Kenya: MSF reviews patient allegations of coerced sterilisation
MSF reaffirms its commitment to ensuring that all patients provide informed consent prior to receiving any medical treatment. MSF has never encouraged sterilisation as a preferential family planning method. MSF will cooperate fully with the Kenyan authorities on this matter.
NAIROBI / PARIS – Médecins Sans Frontières (MSF) has been notified that four individuals, including three former MSF patients, have filed suit against five health organisations, including MSF, in Kenya. In particular, the former patients allege that they were either sterilised without their consent at third-party Kenyan health structures or, in what concerns MSF, felt pressured by staff at MSF’s former Mathare HIV care project to undergo surgical sterilisation to avoid losing access to medical treatment or nutritional support.
“MSF takes these allegations extremely seriously and is reviewing them carefully,” said Dr. Alexandra Vandenbulcke, MSF’s current Medical Coordinator in Nairobi. “As a medical humanitarian aid organisation, MSF is committed to ensuring that all of our patients are fully informed about their medical options and that all of our patients provide full and informed consent prior to any medical treatment they receive.”
From 2008 to 2013, MSF’s health promotion activities in Mathare involved providing HIV-positive patients with family planning information. In accordance with MSF’s policies, patients were informed of a full range of contraception methods and the benefits, risks and consequences of each method. MSF has never encouraged surgical sterilisation as a preferred contraceptive method. Surgical sterilisation (bilateral tube ligation) was one contraceptive measure described to patients. In accordance with Kenyan Ministry of Health policies, women who chose surgical sterilisation as their preferred family planning option were referred by MSF to third-party Kenyan health structures. MSF has never performed surgical sterilisations in Kenya.
According to an internal MSF audit conducted in 2012, out of more than 1,100 patients who received family planning information from MSF, only twenty-one women were referred by MSF to Kenyan health structures for surgical sterilisation procedures. On three occasions, women told MSF’s internal auditor that they felt they needed to choose sterilisation to maintain the relationships they had with their healthcare providers. None of the other patients interviewed by MSF’s auditor said that they felt under any pressure to select a particular family planning methodology.
Nonetheless, following the completion of its internal audit, MSF reinforced its internal procedures with respect to providing information about surgical sterilisation. MSF’s practices now go beyond Kenyan national recommendations and ensure that all patients are provided with multiple opportunities to discuss their family planning choices, including with at least two different healthcare providers.
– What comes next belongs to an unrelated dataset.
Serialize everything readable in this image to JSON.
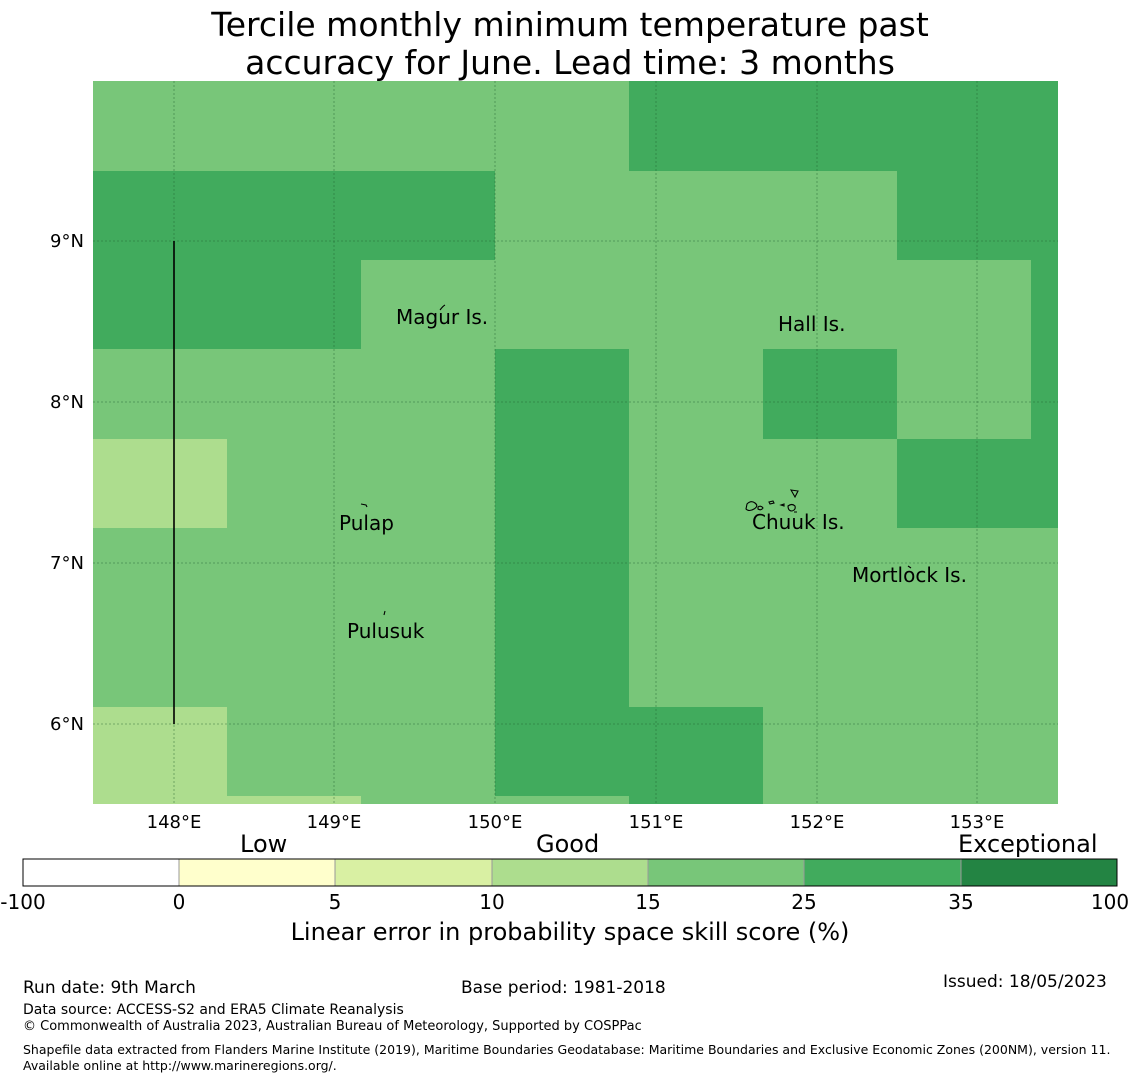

Patients are now also required to take a minimum of three weeks to consider any non-reversible family planning option.
“It is never easy to investigate the confidential and private exchanges between a healthcare practitioner and a patient,” noted William Hennequin, MSF’s current Head of Mission in Kenya. “MSF once again reaffirms that we will collaborate fully with Kenyan authorities with respect to these serious allegations.”
MSF has been working in Kenya since 1987. In 2001, MSF provided the first free access to life-extending antiretroviral treatment for HIV infected patients in Kenya. MSF is currently providing needed health care services in Homa Bay County, Kibera, Mathare and Dadaab.